Sleep is a wonderful thing isn't it? I always thought I was just one of those people who never slept well, for years I struggled with sleep issues. Then I got divorced! Now it's unusual for me to sleep badly, I am so much more relaxed.


----------



## TheMizz...erable (Aug 14, 2011)

After I was able to sleep again, it is one of the things that I look forward to the most. I just wish I could wake up and realize that this is just a bad dream.


----------



## Jellybeans (Mar 8, 2011)

Sleeping rocks. 
Drink some chamomile tea before you go to bed at night. It's soothing.


----------



## pidge70 (Jan 17, 2011)

What is this "sleep" of which you people speak of?
_Posted via Mobile Device_


----------



## Enchantment (May 11, 2011)

Ah, sweet sleep! One of my favorite things to do. 

I'm always amazed at people who can sleep so little and yet be so lively (I have one child who is like that).

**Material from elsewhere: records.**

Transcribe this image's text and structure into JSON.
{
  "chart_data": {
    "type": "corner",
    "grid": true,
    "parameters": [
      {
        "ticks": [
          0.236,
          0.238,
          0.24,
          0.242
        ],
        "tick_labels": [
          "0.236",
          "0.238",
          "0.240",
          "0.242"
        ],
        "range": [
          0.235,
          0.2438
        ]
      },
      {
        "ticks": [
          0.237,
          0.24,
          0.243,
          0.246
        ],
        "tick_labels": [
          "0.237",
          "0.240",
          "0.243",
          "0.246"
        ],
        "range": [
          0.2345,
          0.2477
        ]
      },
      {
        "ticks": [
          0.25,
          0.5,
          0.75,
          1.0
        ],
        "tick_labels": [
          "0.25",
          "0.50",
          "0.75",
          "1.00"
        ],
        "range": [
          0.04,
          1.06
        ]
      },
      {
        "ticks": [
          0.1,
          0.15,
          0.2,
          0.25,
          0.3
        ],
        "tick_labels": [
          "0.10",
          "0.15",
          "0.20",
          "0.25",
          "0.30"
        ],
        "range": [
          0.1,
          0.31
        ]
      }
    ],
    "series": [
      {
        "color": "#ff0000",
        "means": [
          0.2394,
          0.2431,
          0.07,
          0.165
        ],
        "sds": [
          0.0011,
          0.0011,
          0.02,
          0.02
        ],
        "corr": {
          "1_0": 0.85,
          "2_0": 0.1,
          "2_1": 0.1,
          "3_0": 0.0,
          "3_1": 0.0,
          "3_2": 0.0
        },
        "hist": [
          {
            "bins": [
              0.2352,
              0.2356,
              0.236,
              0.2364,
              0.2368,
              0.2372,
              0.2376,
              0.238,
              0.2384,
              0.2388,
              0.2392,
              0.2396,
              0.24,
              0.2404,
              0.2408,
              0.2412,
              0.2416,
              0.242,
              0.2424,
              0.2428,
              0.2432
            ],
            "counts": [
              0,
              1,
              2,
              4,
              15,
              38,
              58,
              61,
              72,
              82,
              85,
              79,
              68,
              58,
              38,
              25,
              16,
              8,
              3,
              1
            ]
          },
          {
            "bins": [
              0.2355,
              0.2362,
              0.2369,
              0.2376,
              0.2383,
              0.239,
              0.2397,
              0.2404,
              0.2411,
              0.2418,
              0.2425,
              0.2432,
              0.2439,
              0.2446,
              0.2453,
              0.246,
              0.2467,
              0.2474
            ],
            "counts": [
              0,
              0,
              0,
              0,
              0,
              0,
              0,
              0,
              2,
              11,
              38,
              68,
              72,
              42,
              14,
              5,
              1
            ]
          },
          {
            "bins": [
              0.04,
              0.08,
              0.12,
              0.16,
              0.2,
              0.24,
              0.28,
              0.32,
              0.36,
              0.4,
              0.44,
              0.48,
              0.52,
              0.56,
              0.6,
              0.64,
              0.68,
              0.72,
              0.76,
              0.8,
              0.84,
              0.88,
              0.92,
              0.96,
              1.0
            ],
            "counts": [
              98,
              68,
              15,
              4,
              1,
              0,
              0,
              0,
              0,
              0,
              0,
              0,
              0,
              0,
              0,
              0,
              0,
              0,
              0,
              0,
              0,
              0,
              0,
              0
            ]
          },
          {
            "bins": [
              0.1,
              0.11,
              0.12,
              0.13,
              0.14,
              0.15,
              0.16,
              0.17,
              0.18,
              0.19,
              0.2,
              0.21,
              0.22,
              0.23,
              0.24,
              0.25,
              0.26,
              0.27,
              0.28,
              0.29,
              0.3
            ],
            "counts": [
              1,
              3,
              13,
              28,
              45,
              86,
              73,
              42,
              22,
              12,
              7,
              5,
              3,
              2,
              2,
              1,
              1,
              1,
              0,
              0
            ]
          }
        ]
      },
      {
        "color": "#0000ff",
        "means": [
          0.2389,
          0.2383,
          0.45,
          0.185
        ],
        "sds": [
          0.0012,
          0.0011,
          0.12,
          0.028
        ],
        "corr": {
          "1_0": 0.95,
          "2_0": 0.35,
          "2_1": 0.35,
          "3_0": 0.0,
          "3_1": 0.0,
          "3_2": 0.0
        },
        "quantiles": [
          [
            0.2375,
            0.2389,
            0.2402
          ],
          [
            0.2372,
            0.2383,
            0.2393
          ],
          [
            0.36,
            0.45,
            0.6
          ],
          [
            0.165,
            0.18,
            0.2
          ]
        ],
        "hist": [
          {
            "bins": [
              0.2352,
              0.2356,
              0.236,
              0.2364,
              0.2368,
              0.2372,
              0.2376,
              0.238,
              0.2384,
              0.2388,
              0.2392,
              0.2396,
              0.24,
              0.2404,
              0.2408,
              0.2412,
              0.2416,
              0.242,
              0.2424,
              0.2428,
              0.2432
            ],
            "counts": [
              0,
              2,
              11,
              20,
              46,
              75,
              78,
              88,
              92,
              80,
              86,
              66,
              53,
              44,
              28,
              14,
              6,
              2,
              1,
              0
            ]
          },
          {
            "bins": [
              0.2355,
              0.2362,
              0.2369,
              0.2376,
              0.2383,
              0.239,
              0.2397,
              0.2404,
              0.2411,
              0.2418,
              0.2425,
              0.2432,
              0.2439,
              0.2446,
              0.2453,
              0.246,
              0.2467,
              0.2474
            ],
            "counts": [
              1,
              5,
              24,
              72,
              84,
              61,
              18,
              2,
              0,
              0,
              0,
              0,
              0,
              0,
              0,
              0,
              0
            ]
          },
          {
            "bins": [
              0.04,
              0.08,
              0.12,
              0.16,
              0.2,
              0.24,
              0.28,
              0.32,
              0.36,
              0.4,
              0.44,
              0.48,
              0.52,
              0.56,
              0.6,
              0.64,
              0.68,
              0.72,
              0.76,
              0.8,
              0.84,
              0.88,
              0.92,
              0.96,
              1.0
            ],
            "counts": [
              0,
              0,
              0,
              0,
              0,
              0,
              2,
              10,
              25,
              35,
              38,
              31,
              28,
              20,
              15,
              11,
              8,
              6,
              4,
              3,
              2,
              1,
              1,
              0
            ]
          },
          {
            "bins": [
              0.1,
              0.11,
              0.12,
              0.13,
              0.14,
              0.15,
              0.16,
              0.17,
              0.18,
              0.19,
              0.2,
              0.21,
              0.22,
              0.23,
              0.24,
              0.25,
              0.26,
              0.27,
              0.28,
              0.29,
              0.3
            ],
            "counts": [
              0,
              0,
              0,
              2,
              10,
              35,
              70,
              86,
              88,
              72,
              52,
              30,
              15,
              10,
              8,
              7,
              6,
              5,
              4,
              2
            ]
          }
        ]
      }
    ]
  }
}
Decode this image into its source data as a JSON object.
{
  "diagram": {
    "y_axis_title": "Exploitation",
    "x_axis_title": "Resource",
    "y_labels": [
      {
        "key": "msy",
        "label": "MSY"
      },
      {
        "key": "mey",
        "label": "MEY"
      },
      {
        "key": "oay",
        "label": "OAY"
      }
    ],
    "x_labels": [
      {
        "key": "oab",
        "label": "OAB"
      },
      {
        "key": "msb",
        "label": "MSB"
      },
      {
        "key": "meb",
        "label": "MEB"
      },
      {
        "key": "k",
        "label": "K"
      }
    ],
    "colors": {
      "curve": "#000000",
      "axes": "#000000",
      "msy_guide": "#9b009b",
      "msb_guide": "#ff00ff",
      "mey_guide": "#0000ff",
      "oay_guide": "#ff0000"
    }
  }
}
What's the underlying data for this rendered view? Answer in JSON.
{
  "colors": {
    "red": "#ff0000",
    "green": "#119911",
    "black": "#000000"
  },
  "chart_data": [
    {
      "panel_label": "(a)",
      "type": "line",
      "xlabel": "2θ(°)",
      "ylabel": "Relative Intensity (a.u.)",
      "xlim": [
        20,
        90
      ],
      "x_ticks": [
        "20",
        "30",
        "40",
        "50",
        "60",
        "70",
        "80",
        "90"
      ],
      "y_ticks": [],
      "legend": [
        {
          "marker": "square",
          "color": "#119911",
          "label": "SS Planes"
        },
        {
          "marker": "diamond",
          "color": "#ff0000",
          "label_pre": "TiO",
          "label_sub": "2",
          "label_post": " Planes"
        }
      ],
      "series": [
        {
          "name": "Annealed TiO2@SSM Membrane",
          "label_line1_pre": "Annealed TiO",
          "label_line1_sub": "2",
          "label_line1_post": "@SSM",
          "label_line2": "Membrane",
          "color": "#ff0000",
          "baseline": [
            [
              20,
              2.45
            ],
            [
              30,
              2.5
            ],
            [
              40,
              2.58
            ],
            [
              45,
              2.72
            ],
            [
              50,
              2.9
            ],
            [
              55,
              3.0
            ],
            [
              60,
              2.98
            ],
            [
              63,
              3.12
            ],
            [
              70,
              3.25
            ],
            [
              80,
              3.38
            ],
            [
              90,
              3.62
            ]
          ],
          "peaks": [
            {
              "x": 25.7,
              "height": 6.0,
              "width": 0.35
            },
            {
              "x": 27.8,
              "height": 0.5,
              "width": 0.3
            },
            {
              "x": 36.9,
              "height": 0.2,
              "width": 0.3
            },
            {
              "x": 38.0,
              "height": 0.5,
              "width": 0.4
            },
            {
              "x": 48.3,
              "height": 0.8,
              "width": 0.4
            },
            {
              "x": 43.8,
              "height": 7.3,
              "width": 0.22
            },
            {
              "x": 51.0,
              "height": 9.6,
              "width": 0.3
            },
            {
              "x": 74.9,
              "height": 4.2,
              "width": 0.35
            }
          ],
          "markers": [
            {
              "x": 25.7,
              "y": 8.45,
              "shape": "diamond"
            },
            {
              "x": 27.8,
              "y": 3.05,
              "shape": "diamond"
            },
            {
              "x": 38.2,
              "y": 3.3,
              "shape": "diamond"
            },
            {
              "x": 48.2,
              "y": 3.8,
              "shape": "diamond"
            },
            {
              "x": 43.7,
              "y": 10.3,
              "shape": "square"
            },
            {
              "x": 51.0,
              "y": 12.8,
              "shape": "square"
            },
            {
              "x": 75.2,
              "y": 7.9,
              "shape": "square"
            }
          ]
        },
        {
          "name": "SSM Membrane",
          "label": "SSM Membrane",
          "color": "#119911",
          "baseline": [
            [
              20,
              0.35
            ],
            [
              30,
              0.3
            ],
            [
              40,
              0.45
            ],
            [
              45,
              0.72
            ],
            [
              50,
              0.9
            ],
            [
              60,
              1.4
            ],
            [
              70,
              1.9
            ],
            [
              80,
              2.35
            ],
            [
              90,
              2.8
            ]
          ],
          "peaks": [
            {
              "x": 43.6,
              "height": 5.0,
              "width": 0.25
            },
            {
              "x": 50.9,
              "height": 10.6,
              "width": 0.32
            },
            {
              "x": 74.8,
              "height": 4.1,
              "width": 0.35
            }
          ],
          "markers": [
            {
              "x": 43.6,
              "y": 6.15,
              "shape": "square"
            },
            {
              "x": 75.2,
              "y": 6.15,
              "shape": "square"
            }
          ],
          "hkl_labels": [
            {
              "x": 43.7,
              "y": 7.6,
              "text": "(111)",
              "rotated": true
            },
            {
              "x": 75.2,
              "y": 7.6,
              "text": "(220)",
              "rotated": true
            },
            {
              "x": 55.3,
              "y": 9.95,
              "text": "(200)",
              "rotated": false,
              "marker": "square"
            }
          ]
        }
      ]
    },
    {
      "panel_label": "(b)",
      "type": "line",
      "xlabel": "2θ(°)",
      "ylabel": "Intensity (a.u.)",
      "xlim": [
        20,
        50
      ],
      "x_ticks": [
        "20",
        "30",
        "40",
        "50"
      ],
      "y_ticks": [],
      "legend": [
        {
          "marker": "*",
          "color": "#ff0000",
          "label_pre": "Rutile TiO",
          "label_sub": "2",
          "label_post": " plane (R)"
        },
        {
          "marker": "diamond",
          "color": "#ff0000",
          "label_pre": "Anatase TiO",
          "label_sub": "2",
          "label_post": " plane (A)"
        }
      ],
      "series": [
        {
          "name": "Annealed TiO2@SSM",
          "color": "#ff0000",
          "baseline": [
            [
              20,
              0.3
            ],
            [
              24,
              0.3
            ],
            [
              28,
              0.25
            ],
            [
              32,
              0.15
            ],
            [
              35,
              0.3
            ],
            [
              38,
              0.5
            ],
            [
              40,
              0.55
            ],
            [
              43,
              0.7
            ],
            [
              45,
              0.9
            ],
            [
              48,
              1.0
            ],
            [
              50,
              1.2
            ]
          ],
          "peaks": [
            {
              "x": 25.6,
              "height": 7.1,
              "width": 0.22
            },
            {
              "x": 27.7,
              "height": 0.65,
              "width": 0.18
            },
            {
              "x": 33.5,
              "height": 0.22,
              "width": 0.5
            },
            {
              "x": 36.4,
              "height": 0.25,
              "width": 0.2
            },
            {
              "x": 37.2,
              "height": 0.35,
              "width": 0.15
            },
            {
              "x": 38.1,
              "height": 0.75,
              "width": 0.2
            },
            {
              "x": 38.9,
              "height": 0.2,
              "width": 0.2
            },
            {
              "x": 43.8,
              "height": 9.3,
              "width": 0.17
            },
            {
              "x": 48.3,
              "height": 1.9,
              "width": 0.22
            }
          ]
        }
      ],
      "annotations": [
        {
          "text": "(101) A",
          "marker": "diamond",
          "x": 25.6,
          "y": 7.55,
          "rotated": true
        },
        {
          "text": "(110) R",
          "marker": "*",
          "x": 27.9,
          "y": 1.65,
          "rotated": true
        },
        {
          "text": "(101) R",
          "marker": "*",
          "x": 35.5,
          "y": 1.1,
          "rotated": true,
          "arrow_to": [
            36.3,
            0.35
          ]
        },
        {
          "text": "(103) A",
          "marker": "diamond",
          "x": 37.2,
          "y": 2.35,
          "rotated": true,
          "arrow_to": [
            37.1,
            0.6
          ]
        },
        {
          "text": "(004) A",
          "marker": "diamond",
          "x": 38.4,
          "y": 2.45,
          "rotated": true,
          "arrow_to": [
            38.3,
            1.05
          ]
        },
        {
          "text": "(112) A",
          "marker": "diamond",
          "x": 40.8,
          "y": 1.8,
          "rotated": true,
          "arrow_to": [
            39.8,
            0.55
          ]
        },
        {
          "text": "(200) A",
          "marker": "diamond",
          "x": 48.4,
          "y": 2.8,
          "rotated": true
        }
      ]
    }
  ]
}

"_O bed! O bed! delicious bed!
That heaven upon earth to the weary head_." ~Thomas Hood


----------



## Runs like Dog (Feb 25, 2011)

I've never been able to sleep more than 5 hrs at a clip. Often I go back to sleep but often as not, not.


----------



## Runs like Dog (Feb 25, 2011)

Yeah that's terrible - those babies you just want to bathe them in Benadryl once in a while, don't you?


----------